“Do you get better mutual funds when you pay sales charges?”
It’s a great question that I’ve fielded many, many times throughout 20-plus years in the financial planning business. But it’s also a question for which I fear objective, truthful answers are hard to come by. So I’m going to fix that.
The answer is no. Mutual funds with sales charges (also called sales loads) don’t perform any better than those without that extra layer of expense. What’s worse, if you take a close look at the numbers, it’s pretty clear that paying sales charges actually makes it more difficult to get better results. Why? Because the extra expense reduces the return you would have otherwise earned.
So, with no empirical evidence that sales charges make mutual funds perform better, why would anybody pay them? From my perspective, the only reason you might want to pay them is if you’re getting something of value from the person selling you the funds. In other words, a better question might be: Does paying sales charges help you perform better? If not, or if you’re not getting additional financial assistance of some kind, I would argue that you shouldn’t pay sales loads at all.

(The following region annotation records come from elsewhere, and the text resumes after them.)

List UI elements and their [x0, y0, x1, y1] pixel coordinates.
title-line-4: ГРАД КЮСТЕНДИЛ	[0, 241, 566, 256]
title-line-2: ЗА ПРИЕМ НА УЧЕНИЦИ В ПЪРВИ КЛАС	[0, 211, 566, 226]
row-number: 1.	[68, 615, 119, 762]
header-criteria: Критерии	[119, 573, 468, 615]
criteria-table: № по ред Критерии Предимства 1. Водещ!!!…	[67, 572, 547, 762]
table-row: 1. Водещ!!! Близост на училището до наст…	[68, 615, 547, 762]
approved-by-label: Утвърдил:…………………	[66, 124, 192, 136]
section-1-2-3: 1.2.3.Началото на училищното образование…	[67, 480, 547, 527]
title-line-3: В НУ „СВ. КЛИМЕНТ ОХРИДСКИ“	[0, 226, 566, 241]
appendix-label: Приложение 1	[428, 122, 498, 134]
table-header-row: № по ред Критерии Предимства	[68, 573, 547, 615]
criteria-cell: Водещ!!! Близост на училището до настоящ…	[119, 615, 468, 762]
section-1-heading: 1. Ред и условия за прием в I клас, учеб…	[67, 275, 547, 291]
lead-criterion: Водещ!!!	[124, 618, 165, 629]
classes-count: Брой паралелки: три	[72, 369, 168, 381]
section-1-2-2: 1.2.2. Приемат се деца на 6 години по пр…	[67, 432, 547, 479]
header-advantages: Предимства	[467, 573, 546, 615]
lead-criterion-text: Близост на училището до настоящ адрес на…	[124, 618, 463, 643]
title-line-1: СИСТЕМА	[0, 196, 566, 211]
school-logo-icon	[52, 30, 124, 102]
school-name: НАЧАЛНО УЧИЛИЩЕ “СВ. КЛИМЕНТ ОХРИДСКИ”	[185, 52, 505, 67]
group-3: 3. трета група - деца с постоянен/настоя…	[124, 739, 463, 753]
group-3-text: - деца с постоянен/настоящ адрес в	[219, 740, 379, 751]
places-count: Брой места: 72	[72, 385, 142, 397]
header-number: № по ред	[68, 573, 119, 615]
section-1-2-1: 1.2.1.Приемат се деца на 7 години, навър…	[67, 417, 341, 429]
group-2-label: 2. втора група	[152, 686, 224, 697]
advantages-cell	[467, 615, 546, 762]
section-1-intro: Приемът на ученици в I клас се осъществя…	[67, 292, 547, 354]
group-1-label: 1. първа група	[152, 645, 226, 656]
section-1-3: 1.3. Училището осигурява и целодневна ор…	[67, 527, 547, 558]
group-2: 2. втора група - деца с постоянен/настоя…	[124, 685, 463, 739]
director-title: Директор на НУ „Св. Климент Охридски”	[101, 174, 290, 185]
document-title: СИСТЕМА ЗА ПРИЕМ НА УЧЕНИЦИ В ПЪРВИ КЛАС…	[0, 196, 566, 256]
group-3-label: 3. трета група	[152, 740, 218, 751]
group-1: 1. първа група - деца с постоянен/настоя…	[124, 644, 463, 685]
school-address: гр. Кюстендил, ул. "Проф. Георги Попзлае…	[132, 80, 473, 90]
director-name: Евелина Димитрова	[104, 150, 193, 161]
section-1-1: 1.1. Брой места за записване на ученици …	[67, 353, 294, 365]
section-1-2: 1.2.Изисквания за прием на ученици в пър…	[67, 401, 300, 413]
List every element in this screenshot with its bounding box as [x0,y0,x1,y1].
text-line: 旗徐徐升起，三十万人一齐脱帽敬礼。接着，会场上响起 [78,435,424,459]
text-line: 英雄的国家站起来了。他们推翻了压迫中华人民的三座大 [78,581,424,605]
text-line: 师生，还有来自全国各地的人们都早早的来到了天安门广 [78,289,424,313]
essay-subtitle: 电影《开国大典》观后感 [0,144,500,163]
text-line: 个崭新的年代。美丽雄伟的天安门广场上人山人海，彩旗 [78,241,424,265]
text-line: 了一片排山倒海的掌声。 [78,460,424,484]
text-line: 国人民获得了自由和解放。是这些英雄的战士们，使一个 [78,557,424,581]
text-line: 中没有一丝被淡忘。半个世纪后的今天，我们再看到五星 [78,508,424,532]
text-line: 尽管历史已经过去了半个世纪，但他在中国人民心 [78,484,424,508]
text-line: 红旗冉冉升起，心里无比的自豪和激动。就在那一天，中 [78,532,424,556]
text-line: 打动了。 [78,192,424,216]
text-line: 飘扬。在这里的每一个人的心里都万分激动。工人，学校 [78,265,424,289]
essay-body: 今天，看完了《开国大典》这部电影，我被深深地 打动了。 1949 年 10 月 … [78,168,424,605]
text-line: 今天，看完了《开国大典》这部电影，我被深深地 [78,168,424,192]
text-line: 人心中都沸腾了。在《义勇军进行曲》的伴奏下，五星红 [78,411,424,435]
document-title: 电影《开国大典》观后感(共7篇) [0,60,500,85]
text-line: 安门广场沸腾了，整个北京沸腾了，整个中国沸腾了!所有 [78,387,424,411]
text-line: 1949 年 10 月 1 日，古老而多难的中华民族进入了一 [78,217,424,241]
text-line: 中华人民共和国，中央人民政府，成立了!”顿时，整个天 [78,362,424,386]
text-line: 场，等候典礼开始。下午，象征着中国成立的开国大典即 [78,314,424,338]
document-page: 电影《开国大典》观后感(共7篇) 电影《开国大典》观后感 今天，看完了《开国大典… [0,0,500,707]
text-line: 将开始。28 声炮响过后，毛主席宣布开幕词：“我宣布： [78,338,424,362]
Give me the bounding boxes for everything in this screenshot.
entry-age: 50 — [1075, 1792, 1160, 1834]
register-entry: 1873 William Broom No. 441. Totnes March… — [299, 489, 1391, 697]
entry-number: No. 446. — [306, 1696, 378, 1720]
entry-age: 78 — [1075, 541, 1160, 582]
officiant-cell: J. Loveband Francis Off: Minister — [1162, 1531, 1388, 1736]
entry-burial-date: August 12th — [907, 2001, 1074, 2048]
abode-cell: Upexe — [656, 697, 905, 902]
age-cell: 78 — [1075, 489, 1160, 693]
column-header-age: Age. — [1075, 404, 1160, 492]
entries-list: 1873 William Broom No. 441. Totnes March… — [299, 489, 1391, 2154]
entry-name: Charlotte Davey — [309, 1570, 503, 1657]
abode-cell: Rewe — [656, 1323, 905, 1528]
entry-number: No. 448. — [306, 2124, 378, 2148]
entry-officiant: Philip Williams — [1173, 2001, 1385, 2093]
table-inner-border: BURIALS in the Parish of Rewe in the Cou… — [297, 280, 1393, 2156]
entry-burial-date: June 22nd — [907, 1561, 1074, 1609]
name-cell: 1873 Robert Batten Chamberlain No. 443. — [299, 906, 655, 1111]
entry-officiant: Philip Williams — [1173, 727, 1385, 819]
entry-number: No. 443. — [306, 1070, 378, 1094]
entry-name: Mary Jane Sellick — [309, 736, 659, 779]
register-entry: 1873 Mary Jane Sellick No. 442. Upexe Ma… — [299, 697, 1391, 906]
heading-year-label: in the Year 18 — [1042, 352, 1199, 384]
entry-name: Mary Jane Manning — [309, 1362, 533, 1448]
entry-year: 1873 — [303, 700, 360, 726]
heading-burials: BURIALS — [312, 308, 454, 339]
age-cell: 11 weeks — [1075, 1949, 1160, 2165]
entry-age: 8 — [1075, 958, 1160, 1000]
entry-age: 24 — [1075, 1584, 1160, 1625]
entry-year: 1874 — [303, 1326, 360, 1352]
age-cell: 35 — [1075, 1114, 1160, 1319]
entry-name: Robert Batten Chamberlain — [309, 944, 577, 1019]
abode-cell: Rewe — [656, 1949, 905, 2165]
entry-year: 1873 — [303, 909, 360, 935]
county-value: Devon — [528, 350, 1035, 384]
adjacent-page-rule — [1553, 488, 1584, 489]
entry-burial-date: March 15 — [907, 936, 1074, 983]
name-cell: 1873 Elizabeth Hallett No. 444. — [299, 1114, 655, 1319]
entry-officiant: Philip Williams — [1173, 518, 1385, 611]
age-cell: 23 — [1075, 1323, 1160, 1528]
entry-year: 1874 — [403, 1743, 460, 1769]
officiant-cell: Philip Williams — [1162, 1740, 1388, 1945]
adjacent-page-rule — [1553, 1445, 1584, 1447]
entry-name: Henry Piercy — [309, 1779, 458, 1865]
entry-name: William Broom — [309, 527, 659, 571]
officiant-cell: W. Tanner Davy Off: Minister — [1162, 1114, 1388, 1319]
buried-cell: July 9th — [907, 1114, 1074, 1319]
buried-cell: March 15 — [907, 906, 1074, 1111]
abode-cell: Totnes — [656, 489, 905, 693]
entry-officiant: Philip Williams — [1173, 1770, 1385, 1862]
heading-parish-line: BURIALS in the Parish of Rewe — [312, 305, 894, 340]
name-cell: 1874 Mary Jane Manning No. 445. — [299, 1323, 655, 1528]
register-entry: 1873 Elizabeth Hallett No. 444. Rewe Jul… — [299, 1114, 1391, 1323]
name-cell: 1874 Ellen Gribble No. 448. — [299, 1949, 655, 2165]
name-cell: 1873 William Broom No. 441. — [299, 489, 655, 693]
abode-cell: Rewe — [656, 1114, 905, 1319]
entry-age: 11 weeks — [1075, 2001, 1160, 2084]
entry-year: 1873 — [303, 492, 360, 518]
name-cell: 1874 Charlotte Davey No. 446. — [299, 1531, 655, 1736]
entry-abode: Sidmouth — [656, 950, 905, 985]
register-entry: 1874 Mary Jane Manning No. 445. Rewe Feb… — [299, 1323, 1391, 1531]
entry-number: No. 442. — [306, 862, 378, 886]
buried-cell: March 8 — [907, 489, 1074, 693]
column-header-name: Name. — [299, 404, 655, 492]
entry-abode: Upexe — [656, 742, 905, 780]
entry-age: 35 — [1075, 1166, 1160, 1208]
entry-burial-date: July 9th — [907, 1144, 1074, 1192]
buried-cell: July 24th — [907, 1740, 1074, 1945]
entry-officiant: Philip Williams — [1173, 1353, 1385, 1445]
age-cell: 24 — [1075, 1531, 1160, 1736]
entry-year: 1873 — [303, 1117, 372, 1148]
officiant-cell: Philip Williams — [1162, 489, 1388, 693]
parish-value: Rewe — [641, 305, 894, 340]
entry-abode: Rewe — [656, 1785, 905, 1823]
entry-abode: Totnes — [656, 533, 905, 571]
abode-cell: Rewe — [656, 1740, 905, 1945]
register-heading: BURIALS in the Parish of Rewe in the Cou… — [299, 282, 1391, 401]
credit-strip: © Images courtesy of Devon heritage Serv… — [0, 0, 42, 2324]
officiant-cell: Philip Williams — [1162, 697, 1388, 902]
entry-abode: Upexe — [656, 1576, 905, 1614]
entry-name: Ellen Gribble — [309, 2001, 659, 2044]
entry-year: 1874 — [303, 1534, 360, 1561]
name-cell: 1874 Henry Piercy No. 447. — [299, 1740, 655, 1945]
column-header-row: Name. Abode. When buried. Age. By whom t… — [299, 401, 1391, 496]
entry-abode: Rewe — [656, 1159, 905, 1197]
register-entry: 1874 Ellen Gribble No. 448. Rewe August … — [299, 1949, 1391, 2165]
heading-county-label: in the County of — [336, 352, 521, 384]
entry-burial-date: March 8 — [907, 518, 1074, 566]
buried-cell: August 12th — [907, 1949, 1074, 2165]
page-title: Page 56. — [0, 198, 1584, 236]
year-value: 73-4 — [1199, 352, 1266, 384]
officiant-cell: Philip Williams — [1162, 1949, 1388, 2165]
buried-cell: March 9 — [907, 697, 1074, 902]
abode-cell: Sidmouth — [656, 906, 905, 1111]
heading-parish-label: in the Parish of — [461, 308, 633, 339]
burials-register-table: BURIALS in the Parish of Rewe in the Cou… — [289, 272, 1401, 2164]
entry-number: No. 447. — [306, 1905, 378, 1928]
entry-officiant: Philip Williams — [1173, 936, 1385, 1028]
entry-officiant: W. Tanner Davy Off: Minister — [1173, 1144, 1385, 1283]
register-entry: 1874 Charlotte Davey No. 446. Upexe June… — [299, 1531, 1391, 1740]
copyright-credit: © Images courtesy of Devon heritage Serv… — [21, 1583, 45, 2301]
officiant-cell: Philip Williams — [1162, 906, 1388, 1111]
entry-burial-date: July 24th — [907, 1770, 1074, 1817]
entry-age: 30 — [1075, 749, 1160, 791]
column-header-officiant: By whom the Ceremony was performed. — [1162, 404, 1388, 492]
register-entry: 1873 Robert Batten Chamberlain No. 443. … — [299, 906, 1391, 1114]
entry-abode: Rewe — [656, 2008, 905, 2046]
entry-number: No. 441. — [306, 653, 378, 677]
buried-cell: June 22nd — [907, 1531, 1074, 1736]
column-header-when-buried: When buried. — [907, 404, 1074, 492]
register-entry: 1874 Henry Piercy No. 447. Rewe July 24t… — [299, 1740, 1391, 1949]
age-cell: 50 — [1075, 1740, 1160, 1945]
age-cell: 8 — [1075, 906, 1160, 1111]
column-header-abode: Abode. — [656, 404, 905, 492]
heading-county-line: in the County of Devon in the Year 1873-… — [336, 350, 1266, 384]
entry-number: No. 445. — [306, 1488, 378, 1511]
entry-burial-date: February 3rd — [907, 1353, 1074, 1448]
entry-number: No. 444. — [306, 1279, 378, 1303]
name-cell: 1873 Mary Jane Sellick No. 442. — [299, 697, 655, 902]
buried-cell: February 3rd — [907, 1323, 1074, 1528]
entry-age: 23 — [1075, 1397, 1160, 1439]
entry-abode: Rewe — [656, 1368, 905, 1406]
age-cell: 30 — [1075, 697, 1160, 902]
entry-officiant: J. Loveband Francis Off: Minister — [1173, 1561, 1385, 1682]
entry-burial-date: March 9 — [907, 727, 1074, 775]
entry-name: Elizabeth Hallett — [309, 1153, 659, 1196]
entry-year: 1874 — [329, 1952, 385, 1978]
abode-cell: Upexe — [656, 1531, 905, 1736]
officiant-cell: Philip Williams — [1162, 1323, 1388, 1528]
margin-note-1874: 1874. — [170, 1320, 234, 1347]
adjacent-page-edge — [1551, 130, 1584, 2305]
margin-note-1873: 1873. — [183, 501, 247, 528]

You Better Get What You Pay For
But what about the old adage: “You get what you pay for?” Isn’t that true in the mutual fund world? Again, not if you’re just looking at mutual fund returns. You see, the basic truth of mutual fund sales charges is that they exist primarily to compensate the broker or advisor for selling the funds. Sales charges don’t get you access to better performing funds. They really just get you access to someone who sells those particular funds, whether the funds perform better or not. Remember, there is no proven positive relationship between sales charges and fund returns.
Does this mean that purchasing mutual funds from a commission-based broker or financial advisor and paying sales loads is a bad thing? Not necessarily.
I worked in that world for many years and always considered my recommendations to be ethical and in the best interest of my clients. I also have many friends in the industry that are similarly compensated, and they are terrific advisors. Again, the issue is not simply a question of the sales charges. It’s also about what you’re receiving in return for paying them.
Before initially agreeing to pay sales charges, you should evaluate that trade-off by assessing whether you think your advisor can deliver on what he or she is promising. Then, after seeing what type of service and advice you receive, you can decide whether it makes sense to continue down that path.
Fortunately, if you decide that paying sales charges isn’t right for you, other alternatives exist. You can go the no-load route with another broker instead and invest in funds that don’t have sales charges.
This doesn’t necessarily mean you’ll be flying solo and have to pick the funds yourself. There used to be a time when “no load” meant “no advice,” but that’s no longer the case. Today, several companies (USAA included) offer no-load mutual funds and will help you decide how to invest. In some cases, you can even get financial planning advice as part of the deal. No-cost help is available.
Keep in mind though, that all mutual funds (no-load included) have operating expenses which will negatively impact your returns each year. The fund prospectus will disclose the nature and amount of these expenses as well as what, if any, sales charges are present.
Don’t Just Accept It
To summarize, paying sales charges isn’t necessarily bad – as long as you’re getting something of equal or greater value in return. They could even help you (and your finances) perform better if they’re packaged with quality investment advice. One thing they won’t do though is get you better performing funds.